Give me a chance here.
I recently listened to an episode of the Hacking Your Leadership podcast which focused on professional feedback, and specifically peer-to-peer feedback with teams from various generations.
One of the hosts, Chris, said something that resonated with me:
“If the intent of the person delivering feedback is to truly change behavior, to get the other person to say ‘Oh, you know what, this is a much better way of doing things, I totally understand,’ then the person who is delivering feedback needs to meet the person who is receiving feedback where they are, and deliver feedback in a way that is most likely to illicit the change they’re looking for.”
Chris tapped into the most underrated aspect of giving feedback: it doesn’t work if the other person doesn’t perceive that you’re acting in good faith and trying to meet them halfway.
Why do people hate performance evaluations? Because it’s incredibly difficult not to interpret critique as an attack. If you’re going to give unsolicited but well-intentioned feedback, you have to be sure that the other person is confident that you’re on their side and acting in good faith. You have to show that you’re sincerely interested in helping them.
That’s where leadership comes in. We as leaders have to build organizations that can be fertile environments for constructive feedback and where our employees can accept constructive feedback from us.
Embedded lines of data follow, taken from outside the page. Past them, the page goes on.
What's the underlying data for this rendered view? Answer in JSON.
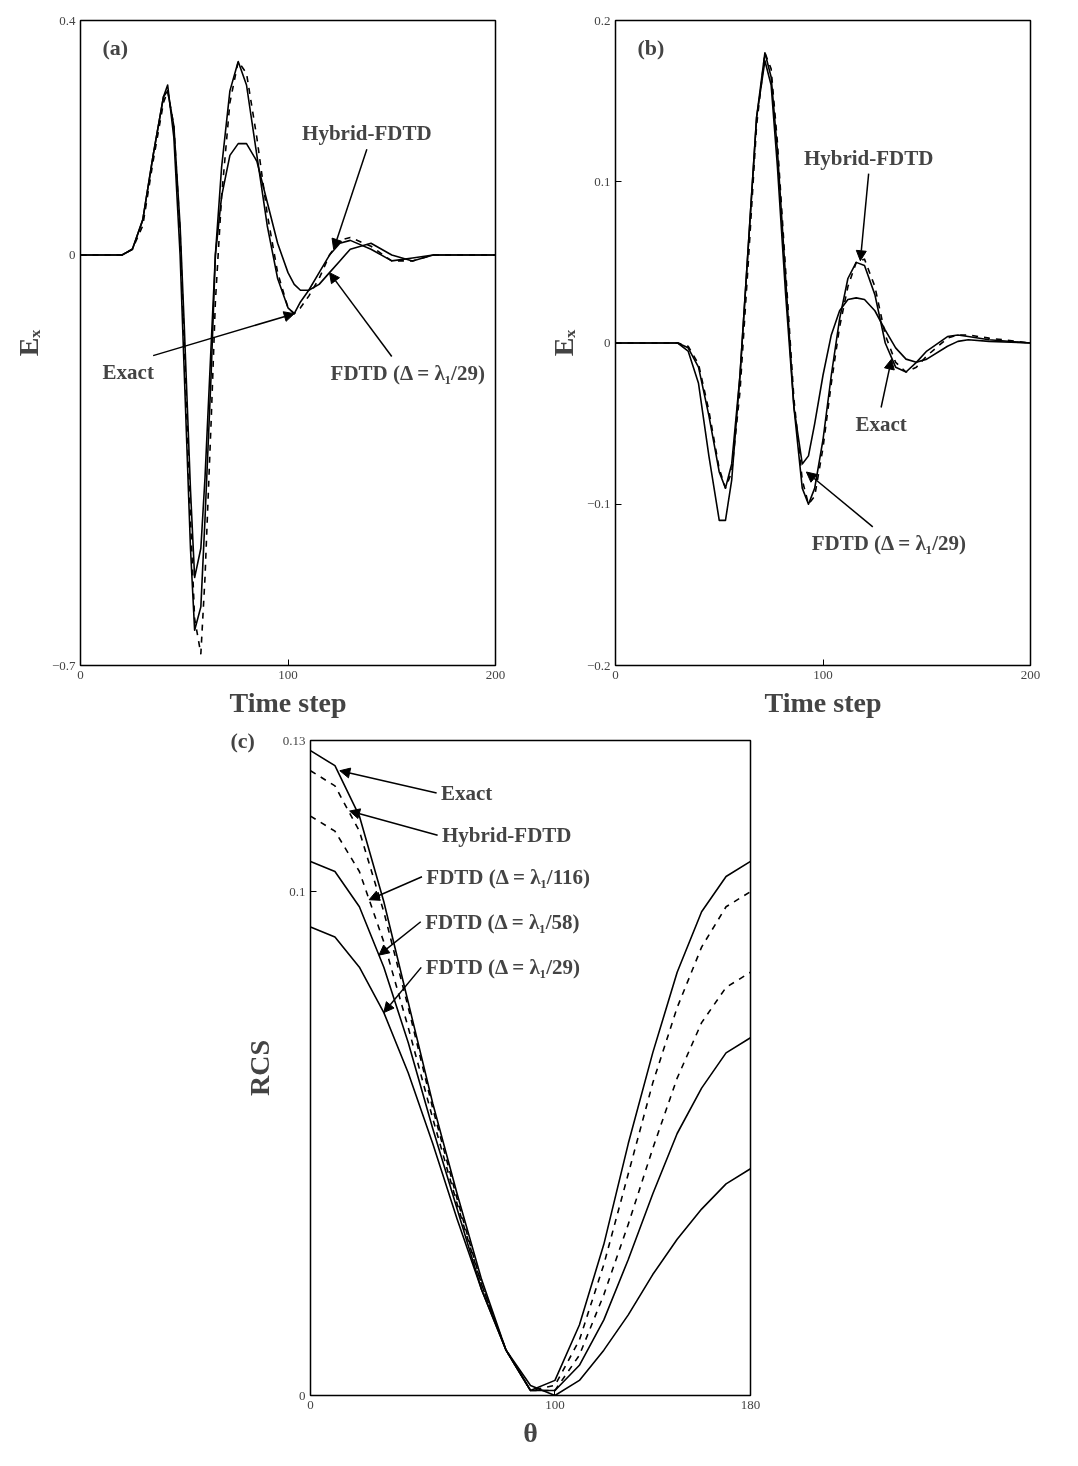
{
  "chart_data": [
    {
      "type": "line",
      "xlabel": "Time step",
      "ylabel": "Eₓ",
      "xlim": [
        0,
        200
      ],
      "ylim": [
        -0.7,
        0.4
      ],
      "xticks": [
        0,
        100,
        200
      ],
      "yticks": [
        -0.7,
        0,
        0.4
      ],
      "grid": false,
      "marker": "none",
      "x": [
        0,
        20,
        25,
        30,
        35,
        40,
        42,
        45,
        48,
        50,
        53,
        55,
        58,
        60,
        63,
        65,
        68,
        72,
        76,
        80,
        85,
        90,
        95,
        100,
        103,
        106,
        110,
        115,
        120,
        125,
        130,
        140,
        150,
        160,
        170,
        180,
        200
      ],
      "series": [
        {
          "color": "#000000",
          "line_style": "solid",
          "values": [
            0,
            0,
            0.01,
            0.06,
            0.17,
            0.27,
            0.29,
            0.2,
            0,
            -0.2,
            -0.5,
            -0.64,
            -0.6,
            -0.45,
            -0.2,
            0,
            0.15,
            0.28,
            0.33,
            0.29,
            0.17,
            0.05,
            -0.04,
            -0.09,
            -0.1,
            -0.08,
            -0.06,
            -0.03,
            0.0,
            0.02,
            0.025,
            0.01,
            -0.01,
            -0.005,
            0,
            0,
            0
          ]
        },
        {
          "color": "#000000",
          "line_style": "dashed",
          "values": [
            0,
            0,
            0.01,
            0.05,
            0.16,
            0.26,
            0.28,
            0.22,
            0.04,
            -0.15,
            -0.45,
            -0.62,
            -0.68,
            -0.55,
            -0.28,
            -0.08,
            0.1,
            0.26,
            0.33,
            0.31,
            0.2,
            0.07,
            -0.03,
            -0.09,
            -0.1,
            -0.09,
            -0.07,
            -0.04,
            0.0,
            0.025,
            0.03,
            0.015,
            -0.01,
            -0.01,
            0,
            0,
            0
          ]
        },
        {
          "color": "#000000",
          "line_style": "solid",
          "values": [
            0,
            0,
            0.01,
            0.06,
            0.17,
            0.27,
            0.28,
            0.22,
            0.05,
            -0.12,
            -0.4,
            -0.55,
            -0.5,
            -0.38,
            -0.15,
            0,
            0.1,
            0.17,
            0.19,
            0.19,
            0.16,
            0.09,
            0.02,
            -0.03,
            -0.05,
            -0.06,
            -0.06,
            -0.05,
            -0.03,
            -0.01,
            0.01,
            0.02,
            0.0,
            -0.01,
            0,
            0,
            0
          ]
        }
      ],
      "annotations": [
        "(a)",
        {
          "text": "Hybrid-FDTD",
          "x": 122,
          "y": 0.01
        },
        {
          "text": "Exact",
          "x": 103,
          "y": -0.1
        },
        {
          "text": "FDTD (Δ = λ₁/29)",
          "x": 120,
          "y": -0.03
        }
      ]
    },
    {
      "type": "line",
      "xlabel": "Time step",
      "ylabel": "Eₓ",
      "xlim": [
        0,
        200
      ],
      "ylim": [
        -0.2,
        0.2
      ],
      "xticks": [
        0,
        100,
        200
      ],
      "yticks": [
        -0.2,
        -0.1,
        0,
        0.1,
        0.2
      ],
      "grid": false,
      "marker": "none",
      "x": [
        0,
        30,
        35,
        40,
        45,
        50,
        53,
        56,
        60,
        64,
        68,
        72,
        75,
        78,
        82,
        86,
        90,
        93,
        96,
        100,
        104,
        108,
        112,
        116,
        120,
        125,
        130,
        135,
        140,
        145,
        150,
        160,
        165,
        170,
        180,
        200
      ],
      "series": [
        {
          "color": "#000000",
          "line_style": "solid",
          "values": [
            0,
            0,
            -0.003,
            -0.015,
            -0.045,
            -0.08,
            -0.09,
            -0.075,
            -0.02,
            0.06,
            0.14,
            0.18,
            0.165,
            0.12,
            0.04,
            -0.04,
            -0.09,
            -0.1,
            -0.09,
            -0.06,
            -0.02,
            0.015,
            0.04,
            0.05,
            0.048,
            0.03,
            0.0,
            -0.015,
            -0.018,
            -0.012,
            -0.005,
            0.004,
            0.005,
            0.004,
            0.002,
            0
          ]
        },
        {
          "color": "#000000",
          "line_style": "dashed",
          "values": [
            0,
            0,
            -0.002,
            -0.013,
            -0.042,
            -0.078,
            -0.09,
            -0.08,
            -0.03,
            0.05,
            0.135,
            0.18,
            0.17,
            0.125,
            0.045,
            -0.035,
            -0.085,
            -0.1,
            -0.095,
            -0.065,
            -0.025,
            0.01,
            0.035,
            0.05,
            0.052,
            0.035,
            0.005,
            -0.012,
            -0.018,
            -0.015,
            -0.008,
            0.003,
            0.005,
            0.005,
            0.003,
            0
          ]
        },
        {
          "color": "#000000",
          "line_style": "solid",
          "values": [
            0,
            0,
            -0.005,
            -0.025,
            -0.07,
            -0.11,
            -0.11,
            -0.085,
            -0.02,
            0.06,
            0.14,
            0.175,
            0.16,
            0.11,
            0.03,
            -0.04,
            -0.075,
            -0.07,
            -0.05,
            -0.02,
            0.005,
            0.02,
            0.027,
            0.028,
            0.027,
            0.02,
            0.008,
            -0.003,
            -0.01,
            -0.012,
            -0.01,
            -0.002,
            0.001,
            0.002,
            0.001,
            0
          ]
        }
      ],
      "annotations": [
        "(b)",
        {
          "text": "Hybrid-FDTD",
          "x": 118,
          "y": 0.051
        },
        {
          "text": "Exact",
          "x": 133,
          "y": -0.01
        },
        {
          "text": "FDTD (Δ = λ₁/29)",
          "x": 92,
          "y": -0.08
        }
      ]
    },
    {
      "type": "line",
      "xlabel": "θ",
      "ylabel": "RCS",
      "xlim": [
        0,
        180
      ],
      "ylim": [
        0,
        0.13
      ],
      "xticks": [
        0,
        100,
        180
      ],
      "yticks": [
        0,
        0.1,
        0.13
      ],
      "grid": false,
      "marker": "none",
      "x": [
        0,
        10,
        20,
        30,
        40,
        50,
        60,
        70,
        80,
        90,
        100,
        110,
        120,
        130,
        140,
        150,
        160,
        170,
        180
      ],
      "series": [
        {
          "color": "#000000",
          "line_style": "solid",
          "values": [
            0.128,
            0.125,
            0.115,
            0.098,
            0.078,
            0.058,
            0.04,
            0.023,
            0.009,
            0.001,
            0.003,
            0.014,
            0.03,
            0.05,
            0.068,
            0.084,
            0.096,
            0.103,
            0.106
          ]
        },
        {
          "color": "#000000",
          "line_style": "dashed",
          "values": [
            0.124,
            0.121,
            0.112,
            0.096,
            0.077,
            0.057,
            0.039,
            0.022,
            0.009,
            0.001,
            0.002,
            0.011,
            0.026,
            0.044,
            0.062,
            0.077,
            0.089,
            0.097,
            0.1
          ]
        },
        {
          "color": "#000000",
          "line_style": "dashed",
          "values": [
            0.115,
            0.112,
            0.104,
            0.09,
            0.073,
            0.055,
            0.038,
            0.022,
            0.009,
            0.001,
            0.001,
            0.008,
            0.02,
            0.034,
            0.049,
            0.063,
            0.074,
            0.081,
            0.084
          ]
        },
        {
          "color": "#000000",
          "line_style": "solid",
          "values": [
            0.106,
            0.104,
            0.097,
            0.085,
            0.07,
            0.053,
            0.037,
            0.021,
            0.009,
            0.001,
            0.001,
            0.006,
            0.015,
            0.027,
            0.04,
            0.052,
            0.061,
            0.068,
            0.071
          ]
        },
        {
          "color": "#000000",
          "line_style": "solid",
          "values": [
            0.093,
            0.091,
            0.085,
            0.076,
            0.064,
            0.05,
            0.035,
            0.021,
            0.009,
            0.002,
            0.0,
            0.003,
            0.009,
            0.016,
            0.024,
            0.031,
            0.037,
            0.042,
            0.045
          ]
        }
      ],
      "annotations": [
        "(c)",
        {
          "text": "Exact",
          "x": 12,
          "y": 0.124
        },
        {
          "text": "Hybrid-FDTD",
          "x": 16,
          "y": 0.116
        },
        {
          "text": "FDTD (Δ = λ₁/116)",
          "x": 24,
          "y": 0.0984
        },
        {
          "text": "FDTD (Δ = λ₁/58)",
          "x": 28,
          "y": 0.0874
        },
        {
          "text": "FDTD (Δ = λ₁/29)",
          "x": 30,
          "y": 0.076
        }
      ]
    }
  ]
}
When we, as leaders, allow ourselves to be lax about a culture where people a) know how to give feedback constructively and b) know how to receive feedback constructively, we perpetuate environments where employees are afraid to speak up. We’ve all been in work environments where everybody’s too afraid to tell the emperor they’re not wearing any clothes, preferring the safety of self-preservation. These organizations have leaders that mistake uneasy peace for harmony and silence for agreement.
So how do we know that we’re building the right kind of culture? Those of us that are starting in a difficult place don’t always have magical leadership compasses to reference, and there aren’t objective litmus tests for positive morale and effective relationships.
Treat every employee with the respect, deference, and open-mindedness that you would treat your spouse. And then encourage them to do the same with each other.
Healthy marriages are a gold standard for every other healthy relationship. My relationship with my wife is the best example of active compromise, collaboration, division of labor, and mutual goals. When I approach her with constructive feedback, I work excessively to ensure that it’s clear I’m coming from a place of good faith and am interested in our shared success as a partnership.
My workplace is an environment where the team (including me) takes the same care with our interpersonal relationships that we would take with our spouses. Some of the things we’ve worked on are:
- Shared goals, values, and norms that we can agree to as a group.
- Encouraging clear commitments to deliverables and action items, making it easier to follow up and drive accountability.
- I discourage personally mediating peer-to-peer conflict. There aren’t any referees at home, so I avoid playing one at work. Compromise and mutual benefit are important parts of any negotiation and disagreement.
- I challenge myself to effectively connect my feedback to the larger goals of the employee or the organization, and I only give feedback that is critical. I completely avoid nitpicking.
- The team check’s in as a group every 3-4 months to discuss our collective growth, the group morale, and ways we can continue to improve.
So we’re a completely functional, totally perfect unit now right? No. Far from it. But, like my relationship with my wife, we’re actively working on improving our partnership together, every day. It’s taken me over two years to get our organization’s culture pointed in the right direction and I expect it to be another two years before we’re anything close to a gold standard.
Try it for yourself. The next time you’re going to give constructive feedback to one of your employees, stop and ask yourself how you might try to give the same feedback to your spouse or romantic partner. Are you being patronizing? Passive aggressive? Unclear? Your employees have to accept your bad feedback, your spouse doesn’t. Do you stop to ask if your feedback was valuable? Does your employee believe you mean it when you ask them?
Try adopting this mindset for a couple of weeks and I guarantee you’ll start thinking differently about how your team functions together.